Pourquoi le couple continue

            Ce n’est pas qu’ils s’aiment – rien n’indique en leur couple une admiration –, mais la paresse leur fait éprouver d’avance une grande fatigue à l’idée de rompre. Il faudrait en effet, pour quitter, l’énergie qui leur fait défaut, et qui n’est guère différente de celle qu’il leur faudrait pour « tromper » : ils se sont acclimatés malgré le peu de respect qu’ils se vouent, ne font déjà plus beaucoup l’amour par économie et prévention, pourquoi s’imposeraient-ils une résolution aussi violente que celle de mettre un terme à un établi ? Mieux vaut se contenter d’inertie : c’est la situation où l’on trouve la plupart des jeunes couples qui n’ont aucune raison patente de rester ensemble mais qui poursuivent faute de savoir pourquoi ils prendraient la peine de se séparer. Ils n’ont pas eu besoin de volonté pour dire oui – cela s’est fait « comme ça » –, partir coûterait davantage parce que c’est une négativité qui peut occasionner un regret ou donner mauvaise conscience. On les voit donc rester, on ignore pourquoi ils tiennent, c’est absurde comme deux objets accolés parce qu’une glu s’est trouvée fortuitement là, leur somme n’est ni meilleure ni pire, il serait seulement dispendieux de les forcer à recouvrer l’indépendance initiale.

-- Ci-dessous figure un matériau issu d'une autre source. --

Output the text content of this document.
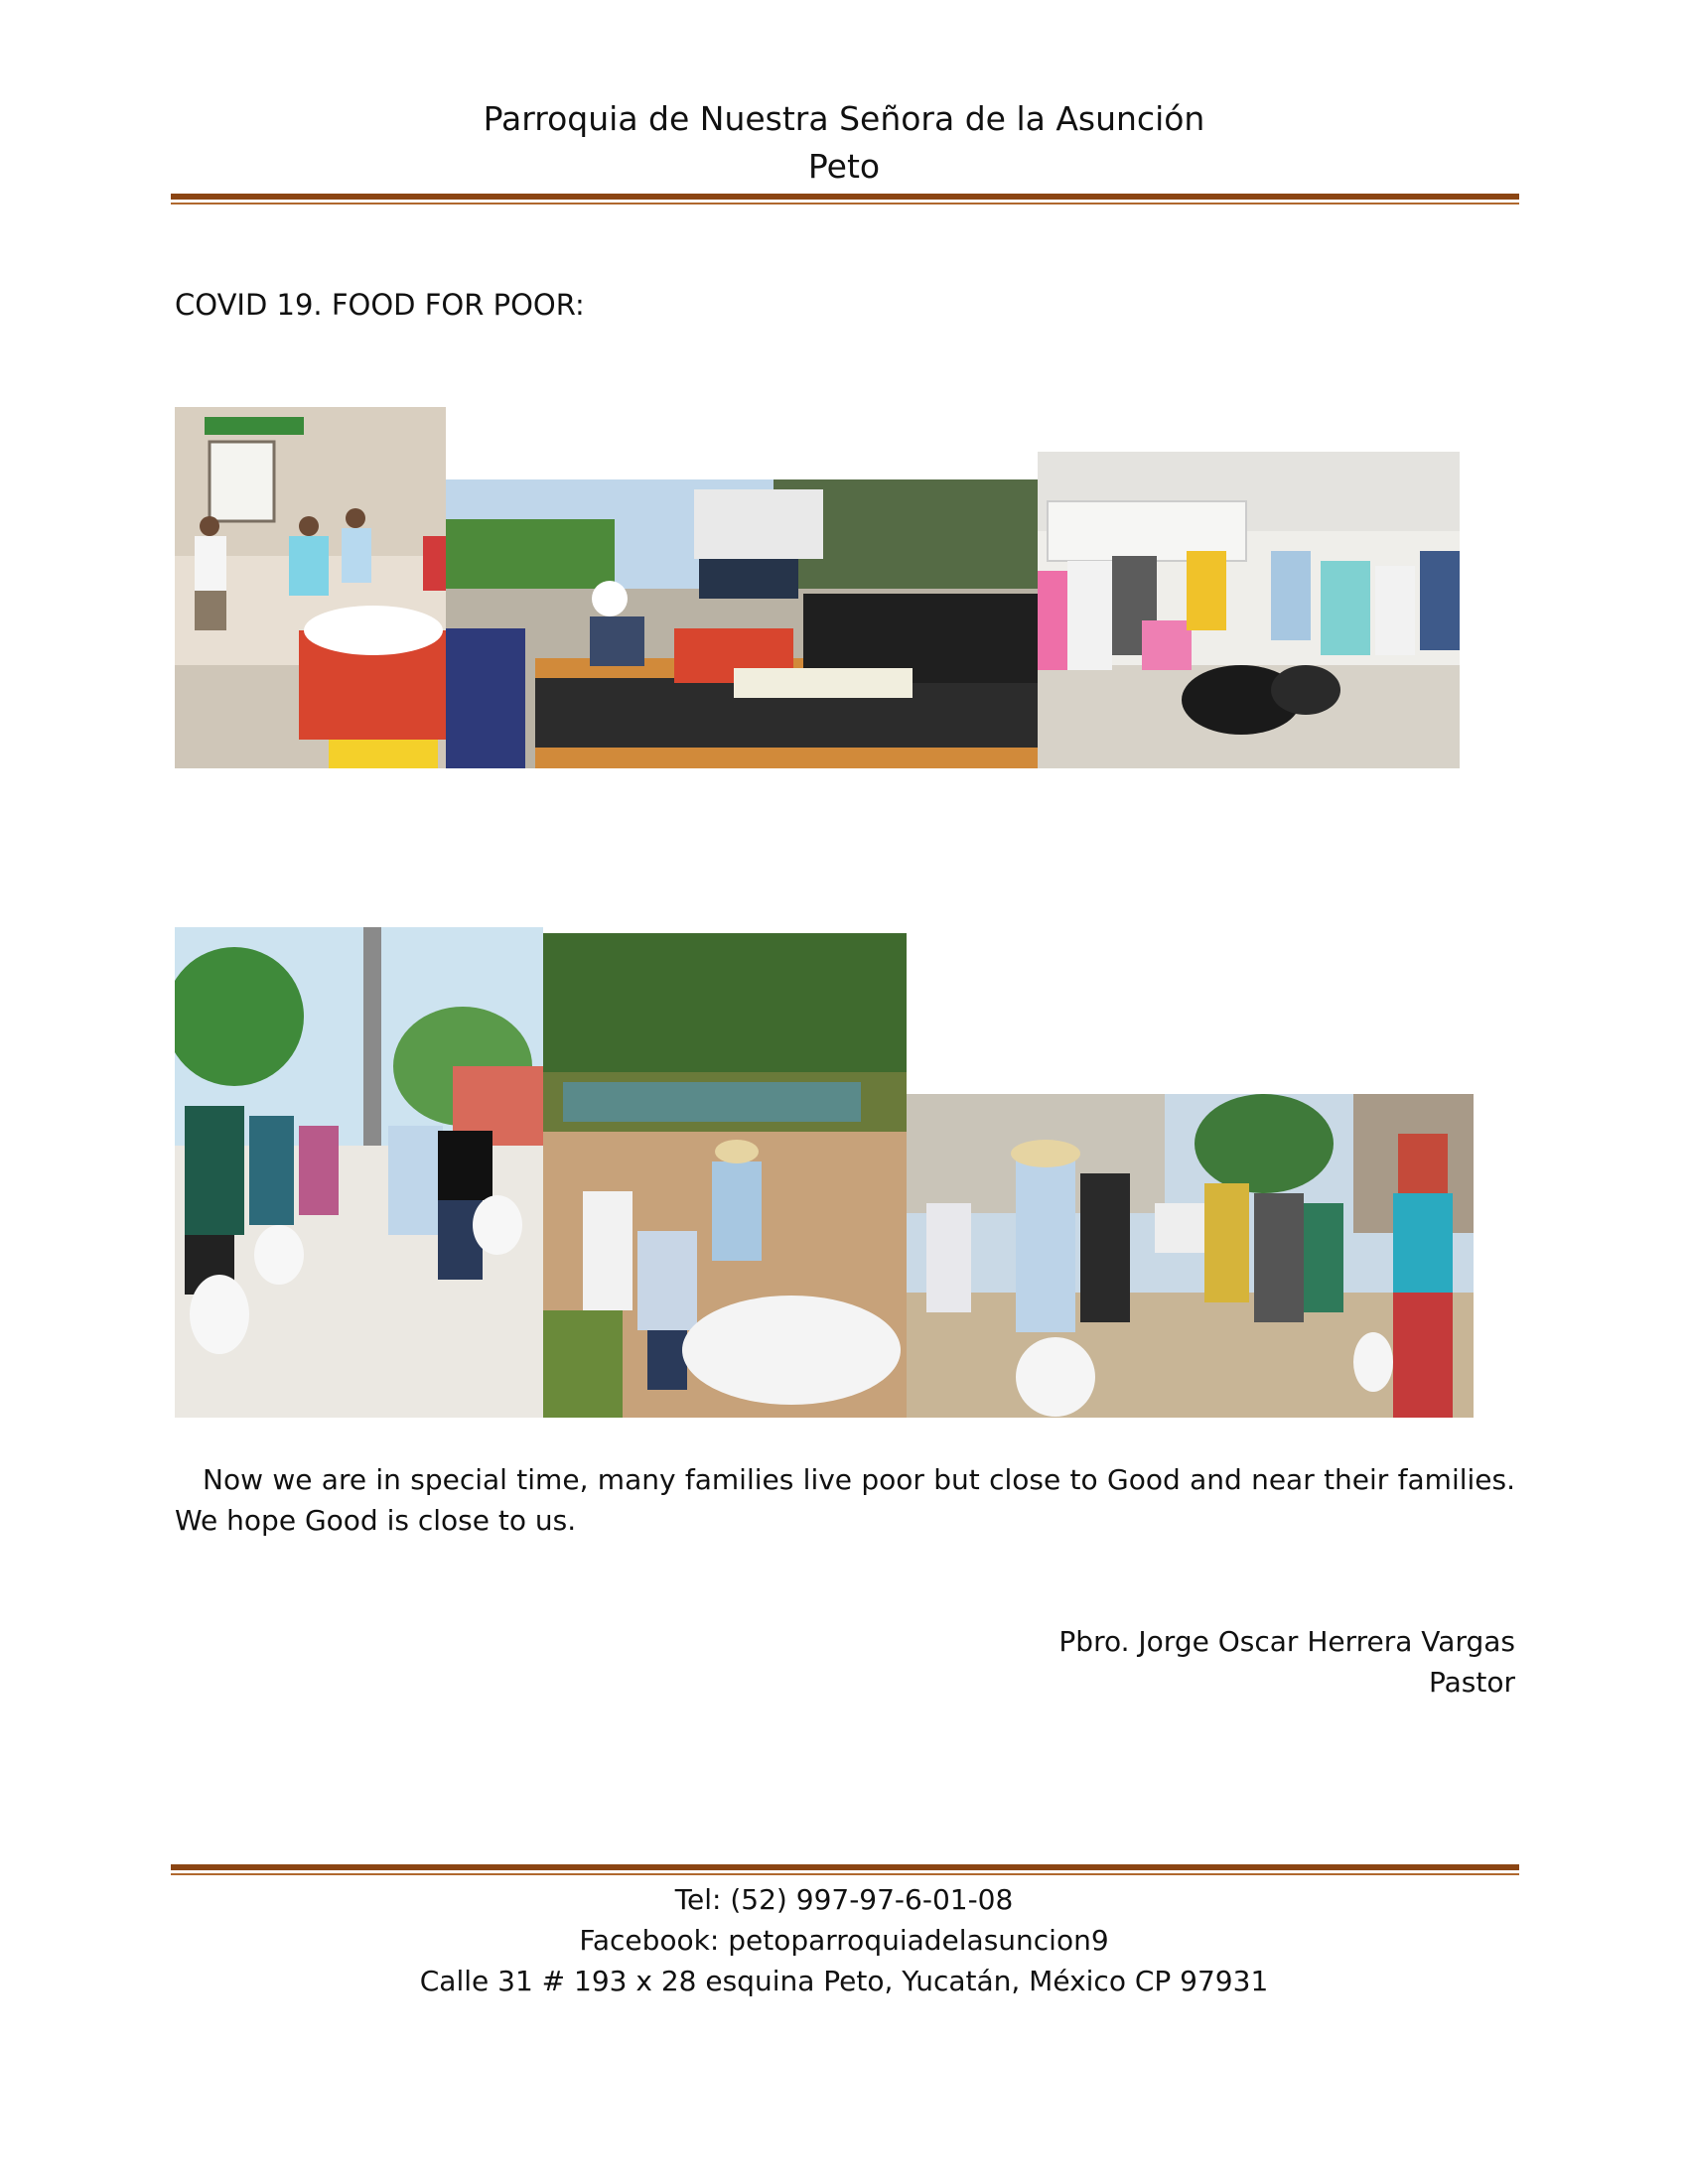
Parroquia de Nuestra Señora de la Asunción
Peto
COVID 19. FOOD FOR POOR:
Now we are in special time, many families live poor but close to Good and near their families. We hope Good is close to us.
Pbro. Jorge Oscar Herrera Vargas
Pastor
Tel: (52) 997-97-6-01-08
Facebook: petoparroquiadelasuncion9
Calle 31 # 193 x 28 esquina Peto, Yucatán, México CP 97931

L’amour semble avoir pris une direction nouvelle en l’histoire de l’humanité : à présent, c’est surtout l’amour de s’épargner du désagrément et de se rassurer. Et certes, ça ne va jamais trop mal, en ce sens : il est rare qu’un Contemporain porte une individualité assez forte pour importuner beaucoup. Sa présence devient une routine de la fin de laquelle il est facile d’augurer un manque, l’habitude produisant chez tout être veule une accoutumance. C’est ainsi que cela perdure, sans idéal dès le début : ils recherchent peu des attributs de la grandeur, ne prétendent à rien d’extravagant, sont « rangés » avant d’avoir quêté le meilleur placard. Ils ne changeront pas : il leur faudrait vivre cent fois la séparation intérieurement pour ne plus avoir à la craindre c’est-à-dire pour l’assaisonner en routine, cette routine qui leur permet enfin d’agir, et n’ayant aucune imagination, ils ne savent ni visualiser ni se représenter, c’est pourquoi ils ignorent lire. Même quand on voudrait un peu le ou la séduire, on découvrirait un zombie-de-fond, rompu à des usages, inapte au changement, englouti de divertissement, impersonnel et sans charme. Un effroi de stagnation indolente et molle : le couple de Contemporains. Vous voulez savoir quelle secrète motivation, et mystique sans doute, les pousse à aimer encore ? Vous vous trompez dès la formulation : s’ils avaient ne serait-ce que la pensée de s’en aller, ils garderaient l’infatigable paresse des ruptures.